Het onderhavige besluit behelst de uitwerking van twee meldingsplichten in de Wft die rechtstreeks volgen uit de verordening. De gevolgen van de verordening voor centrale effectenbewaarinstellingen en aangewezen kredietinstellingen zijn reeds toegelicht in de memorie van toelichting bij het wetsvoorstel ter uitvoering van de verordening centrale effectenbewaarinstellingen, zodat daarnaar wordt verwezen.3 De, overigens zeer geringe, administratieve lasten en nalevingskosten ten gevolge van het onderhavige besluit zijn dus reeds in de aangehaalde berekening begrepen.

Tot slot wordt opgemerkt dat ervan is afgezien het onderhavige besluit te consulteren aangezien het slechts twee bepalingen van administratieve aard bevat, alsmede een tot de toezichthouder gerichte bepaling.

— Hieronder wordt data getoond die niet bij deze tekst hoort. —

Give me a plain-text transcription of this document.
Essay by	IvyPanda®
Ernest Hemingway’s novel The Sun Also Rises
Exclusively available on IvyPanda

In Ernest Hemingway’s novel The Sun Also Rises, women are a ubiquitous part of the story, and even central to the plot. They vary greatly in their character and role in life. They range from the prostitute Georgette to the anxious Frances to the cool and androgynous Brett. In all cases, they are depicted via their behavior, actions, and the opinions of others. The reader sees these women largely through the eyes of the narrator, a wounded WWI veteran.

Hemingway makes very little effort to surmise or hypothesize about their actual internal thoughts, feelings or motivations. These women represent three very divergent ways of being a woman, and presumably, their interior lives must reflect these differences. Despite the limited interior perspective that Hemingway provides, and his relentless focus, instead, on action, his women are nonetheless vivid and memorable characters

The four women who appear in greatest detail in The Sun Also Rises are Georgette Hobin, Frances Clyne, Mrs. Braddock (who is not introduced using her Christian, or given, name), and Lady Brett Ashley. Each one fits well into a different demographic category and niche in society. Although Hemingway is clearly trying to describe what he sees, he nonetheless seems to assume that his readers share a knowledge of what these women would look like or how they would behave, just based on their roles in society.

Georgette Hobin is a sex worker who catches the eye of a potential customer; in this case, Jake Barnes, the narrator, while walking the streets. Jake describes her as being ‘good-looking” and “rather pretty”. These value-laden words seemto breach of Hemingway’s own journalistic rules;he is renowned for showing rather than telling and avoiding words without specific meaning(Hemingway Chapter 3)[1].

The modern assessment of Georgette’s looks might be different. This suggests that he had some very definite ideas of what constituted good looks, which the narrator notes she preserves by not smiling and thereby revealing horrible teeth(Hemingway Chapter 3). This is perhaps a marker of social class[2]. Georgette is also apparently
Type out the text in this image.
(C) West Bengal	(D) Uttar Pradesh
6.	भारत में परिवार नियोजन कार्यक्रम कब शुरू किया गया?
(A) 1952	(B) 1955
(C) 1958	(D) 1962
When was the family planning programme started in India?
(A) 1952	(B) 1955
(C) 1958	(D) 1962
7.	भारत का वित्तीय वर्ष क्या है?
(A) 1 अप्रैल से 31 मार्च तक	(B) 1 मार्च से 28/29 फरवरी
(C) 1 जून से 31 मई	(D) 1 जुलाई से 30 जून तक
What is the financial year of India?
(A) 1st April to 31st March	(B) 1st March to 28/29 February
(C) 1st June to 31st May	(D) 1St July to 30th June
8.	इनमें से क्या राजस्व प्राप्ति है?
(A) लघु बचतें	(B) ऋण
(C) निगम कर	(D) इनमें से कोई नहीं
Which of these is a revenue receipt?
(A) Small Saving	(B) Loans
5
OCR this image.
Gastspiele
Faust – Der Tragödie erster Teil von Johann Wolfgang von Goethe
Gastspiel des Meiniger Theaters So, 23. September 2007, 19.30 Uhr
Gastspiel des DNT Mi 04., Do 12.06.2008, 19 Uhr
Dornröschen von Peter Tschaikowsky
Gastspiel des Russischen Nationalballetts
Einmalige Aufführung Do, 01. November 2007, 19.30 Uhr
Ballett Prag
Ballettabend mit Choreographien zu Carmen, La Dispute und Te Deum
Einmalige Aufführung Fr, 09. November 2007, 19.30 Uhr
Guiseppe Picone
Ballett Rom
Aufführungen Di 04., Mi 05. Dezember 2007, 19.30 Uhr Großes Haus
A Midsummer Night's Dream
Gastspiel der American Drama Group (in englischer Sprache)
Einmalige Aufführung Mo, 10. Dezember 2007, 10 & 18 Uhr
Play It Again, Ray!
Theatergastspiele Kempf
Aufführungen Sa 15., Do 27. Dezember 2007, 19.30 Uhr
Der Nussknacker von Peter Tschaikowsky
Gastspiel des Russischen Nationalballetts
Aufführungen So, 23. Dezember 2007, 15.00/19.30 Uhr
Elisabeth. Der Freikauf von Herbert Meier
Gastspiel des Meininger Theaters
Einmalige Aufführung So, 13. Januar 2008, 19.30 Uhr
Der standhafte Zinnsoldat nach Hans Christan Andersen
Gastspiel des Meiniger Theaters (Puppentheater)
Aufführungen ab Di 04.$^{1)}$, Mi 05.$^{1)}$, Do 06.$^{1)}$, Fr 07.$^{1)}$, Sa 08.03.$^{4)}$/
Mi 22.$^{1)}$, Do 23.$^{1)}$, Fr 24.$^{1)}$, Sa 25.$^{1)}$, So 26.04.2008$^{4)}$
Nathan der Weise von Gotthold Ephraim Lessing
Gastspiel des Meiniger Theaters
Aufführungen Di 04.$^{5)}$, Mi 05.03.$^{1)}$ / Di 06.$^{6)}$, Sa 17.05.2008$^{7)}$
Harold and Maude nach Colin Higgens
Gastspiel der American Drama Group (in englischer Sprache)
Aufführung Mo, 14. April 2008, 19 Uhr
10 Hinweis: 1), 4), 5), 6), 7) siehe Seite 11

De Minister van Financiën, J.R.V.A. Dijsselbloem


X Noot
1

Besluit van 19 februari 2015 tot wijziging van het Besluit uitvoering EU-verordeningen financiële markten in verband met de uitvoering en handhaving van verordening (EU) nr. 909/2014 van het Europees Parlement en de Raad van 23 juli 2014 betreffende de verbetering van de effectenafwikkeling in de Europese Unie, betreffende centrale effectenbewaarinstellingen en tot wijziging van Richtlijnen 98/26/EG en 2014/65/EU en Verordening (EU) nr. 236/2012 (PbEU 2014, L 257) (Stb. 2015, 97).

X Noot
2

Stb. 2015, 504.

X Noot
3

Kamerstukken II 2014/15, 34 204, nr. 3, paragraaf 4.

XHistnoot
histnoot

Het advies van de Afdeling advisering van de Raad van State wordt met de daarbij behorende stukken openbaar gemaakt door publicatie in de Staatscourant.